Kriminalhauptkommissar Eugen Lutz wirkt müde, als er den Anruf erhält. Sein kantiges Gesicht, von einem Leben in der Verbrechensbekämpfung gezeichnet, verrät keine Regung, als er mit seinem Assistenten Wagner die Schrebergartenlaube betritt. Dort liegt sie: eine junge Frau, erstochen, gefesselt wie die Opfer von damals. Schnell stellt sich heraus: Es ist Anja Küppers, die Freundin des Sohnes von Professor Pabst. Derselbe Pabst, der Hirmers Entlassung befürwortet hatte. Die Indizien scheinen eindeutig – der rückfällige Triebtäter hat wieder zugeschlagen.

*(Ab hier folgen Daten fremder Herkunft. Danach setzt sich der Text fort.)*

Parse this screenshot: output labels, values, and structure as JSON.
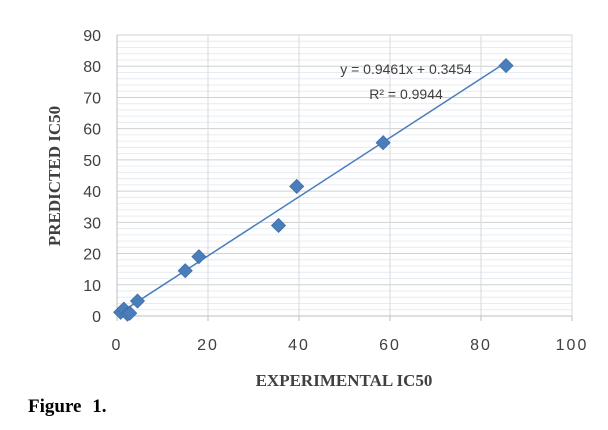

Doch zwischen den Aktenordnern und dem beißenden Geruch von Filterkaffee im Mannheimer Präsidium kommen dem erfahrenen Kommissar erste Zweifel. „Die Knoten stimmen nicht“, murmelt sein Assistent Wagner, während er die Tatortfotos vergleicht. Die Fesselungen an Anjas Handgelenken unterscheiden sich von Hirmers früherer Vorgehensweise – feine Details, die wie Sandkörner das sonst so glatte Beweisgebäude aufrauen. Die Ermittlungen gleichen einem Schachspiel gegen einen unsichtbaren Gegner, bei dem jeder Zug mehr Fragen als Antworten bringt.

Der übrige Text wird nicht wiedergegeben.